Übrigens, auch dies wird von Kreationisten ausgeschlachtet. Nach Harun Yahya, dem Autor des unsäglichen erzkreationistischen "Atlas der Schöpfung" ist ja die Evolutionstheorie nicht nur an Nazionalsozialismus, Stalinismus und heutigem Terrorismus schuld, sondern natürlich auch an der Frauendiskriminierung. Wenn Sie es nicht glauben sollten, schauen Sie hier (enter at your own risk)

Wirklich freundlich, aber vor allem auch gut recherchiert, geht Petra Werner an die Liebesgeschichte Darwins ran. Für die Neue Zürcher Zeitung schrieb sie anlässlich des bevorstehenden Valentinstag einen zum Schmunzeln anregenden Artikel unter dem Titel: "Eine Frau ist besser als ein Hund" - Heiraten war für den jungen Charles Darwin Kalkül und keine Frage der Liebe. Das änderte sich, als er seine Cousine Emma kennenlernte.
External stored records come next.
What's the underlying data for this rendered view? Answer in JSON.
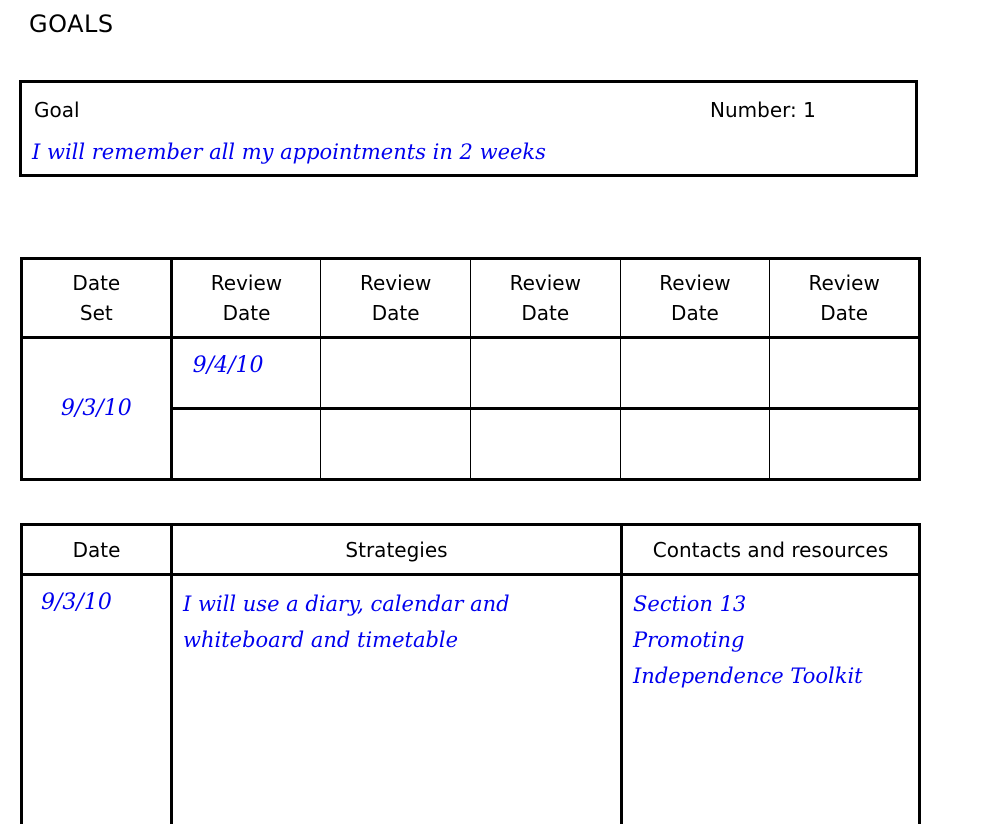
{
  "page_title": "GOALS",
  "goal": {
    "label": "Goal",
    "number_label": "Number: 1",
    "text": "I will remember all my appointments in 2 weeks"
  },
  "review_table": {
    "headers": [
      [
        "Date",
        "Set"
      ],
      [
        "Review",
        "Date"
      ],
      [
        "Review",
        "Date"
      ],
      [
        "Review",
        "Date"
      ],
      [
        "Review",
        "Date"
      ],
      [
        "Review",
        "Date"
      ]
    ],
    "date_set": "9/3/10",
    "review_dates_row1": [
      "9/4/10",
      "",
      "",
      "",
      ""
    ],
    "review_dates_row2": [
      "",
      "",
      "",
      "",
      ""
    ]
  },
  "strategies_table": {
    "headers": [
      "Date",
      "Strategies",
      "Contacts and resources"
    ],
    "rows": [
      {
        "date": "9/3/10",
        "strategy_lines": [
          "I will use a diary, calendar and",
          "whiteboard and timetable"
        ],
        "contacts_lines": [
          "Section 13",
          "Promoting",
          "Independence Toolkit"
        ]
      }
    ]
  }
}
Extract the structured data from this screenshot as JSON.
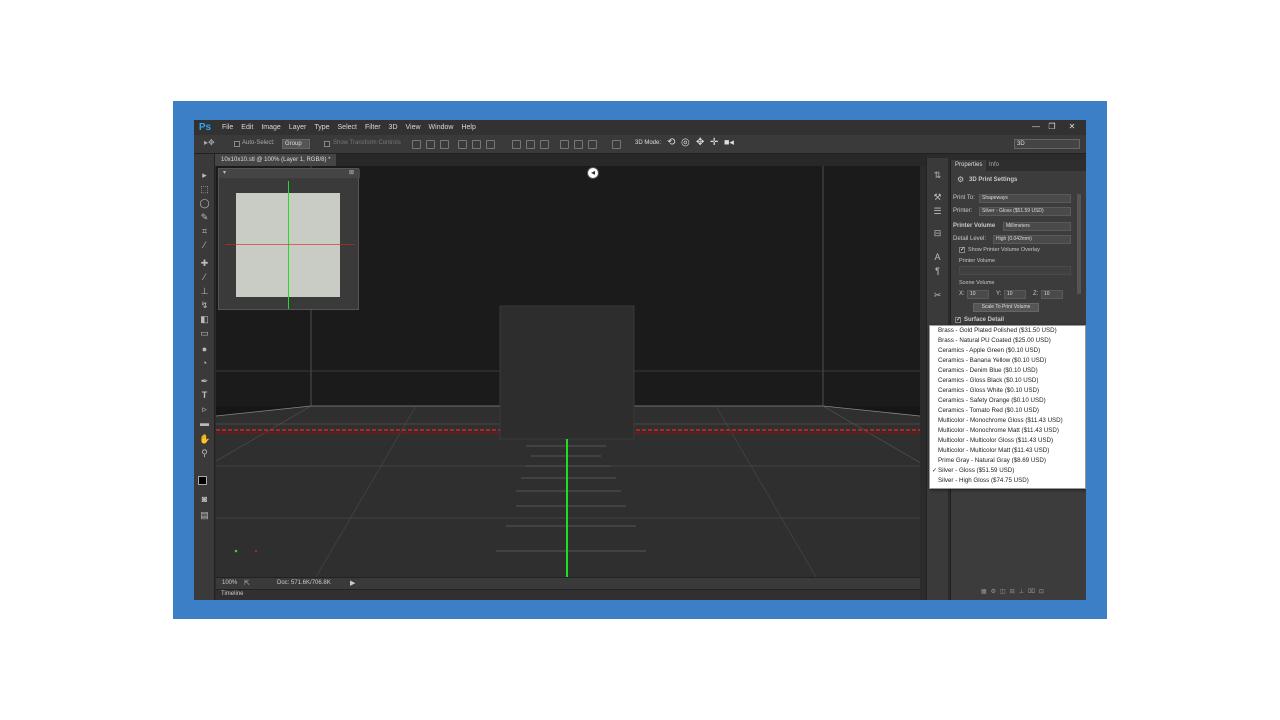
{
  "app": {
    "logo": "Ps",
    "menu": [
      "File",
      "Edit",
      "Image",
      "Layer",
      "Type",
      "Select",
      "Filter",
      "3D",
      "View",
      "Window",
      "Help"
    ],
    "window_controls": [
      "—",
      "❐",
      "✕"
    ]
  },
  "options": {
    "auto_select_label": "Auto-Select:",
    "auto_select_value": "Group",
    "show_transform_label": "Show Transform Controls",
    "mode_label": "3D Mode:",
    "workspace_value": "3D"
  },
  "document": {
    "tab_title": "10x10x10.stl @ 100% (Layer 1, RGB/8) *",
    "zoom": "100%",
    "doc_info": "Doc: 571.6K/706.8K"
  },
  "timeline": {
    "label": "Timeline"
  },
  "properties": {
    "tabs": [
      "Properties",
      "Info"
    ],
    "header": "3D Print Settings",
    "print_to_label": "Print To:",
    "print_to_value": "Shapeways",
    "printer_label": "Printer:",
    "printer_value": "Silver - Gloss ($51.59 USD)",
    "printer_volume_label": "Printer Volume",
    "printer_volume_unit": "Millimeters",
    "detail_level_label": "Detail Level:",
    "detail_level_value": "High (0.042mm)",
    "show_overlay_label": "Show Printer Volume Overlay",
    "printer_volume_sub": "Printer Volume",
    "scene_volume_label": "Scene Volume",
    "x_label": "X:",
    "x_value": "10",
    "y_label": "Y:",
    "y_value": "10",
    "z_label": "Z:",
    "z_value": "10",
    "scale_button": "Scale To Print Volume",
    "surface_detail_label": "Surface Detail"
  },
  "material_dropdown": {
    "items": [
      "Brass - Gold Plated Polished ($31.50 USD)",
      "Brass - Natural PU Coated ($25.00 USD)",
      "Ceramics - Apple Green ($0.10 USD)",
      "Ceramics - Banana Yellow ($0.10 USD)",
      "Ceramics - Denim Blue ($0.10 USD)",
      "Ceramics - Gloss Black ($0.10 USD)",
      "Ceramics - Gloss White ($0.10 USD)",
      "Ceramics - Safety Orange ($0.10 USD)",
      "Ceramics - Tomato Red ($0.10 USD)",
      "Multicolor - Monochrome Gloss ($11.43 USD)",
      "Multicolor - Monochrome Matt ($11.43 USD)",
      "Multicolor - Multicolor Gloss ($11.43 USD)",
      "Multicolor - Multicolor Matt ($11.43 USD)",
      "Prime Gray - Natural Gray ($8.69 USD)",
      "Silver - Gloss ($51.59 USD)",
      "Silver - High Gloss ($74.75 USD)"
    ],
    "selected": "Silver - Gloss ($51.59 USD)",
    "check_mark": "✓"
  },
  "colors": {
    "frame_blue": "#3d7fc6",
    "ps_blue": "#2fa3f7",
    "axis_green": "#22dd22",
    "axis_red": "#dd2222"
  }
}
Aus dem Text: "Heirate oder heirate nicht – du wirst am Ende beides bereuen, prophezeite Sokrates. Der junge Charles Darwin entschied nüchterner als die meisten Menschen. Nach der Rückkehr von seiner Reise mit der «Beagle» zeichnete er einen horizontalen und einen verti-

kalen Strich und stellte Vor- und Nachteile des Heiratens einander gegenüber.
Die Vorteile klingen auch heute noch überzeugend: Man gewinnt jemanden, der «einen liebt». Auch dass die Frau «den Haushalt führe und weibliche Konversation», die Darwin «chitchat» nannte, sei nicht zu verachten.
Aber auch das Junggesellendasein hatte nach Darwins Ansicht so einiges für sich: «Gespräche mit intelligenten Männern in Clubs» zum Beispiel. Auch werde man «nicht genötigt, Verwandte zu besuchen und sich in jeder Kleinigkeit zu unterwerfen». Ein Junggeselle durfte sich frei fühlen, war für nichts verantwortlich und: Er hatte immer «genug Geld für neue Bücher». Niemand fragt: Wo kommst du her? Weisst du eigentlich, wie spät es ist?
Das klang verlockend, doch am Ende entschied sich Darwin doch für die Liebe. Er wollte nicht als Arbeitsbiene enden – ohne Kinder! Unterleibsmürrisch! Zerfurcht, verwahrlost, ein Gespött der Gassenjungen!"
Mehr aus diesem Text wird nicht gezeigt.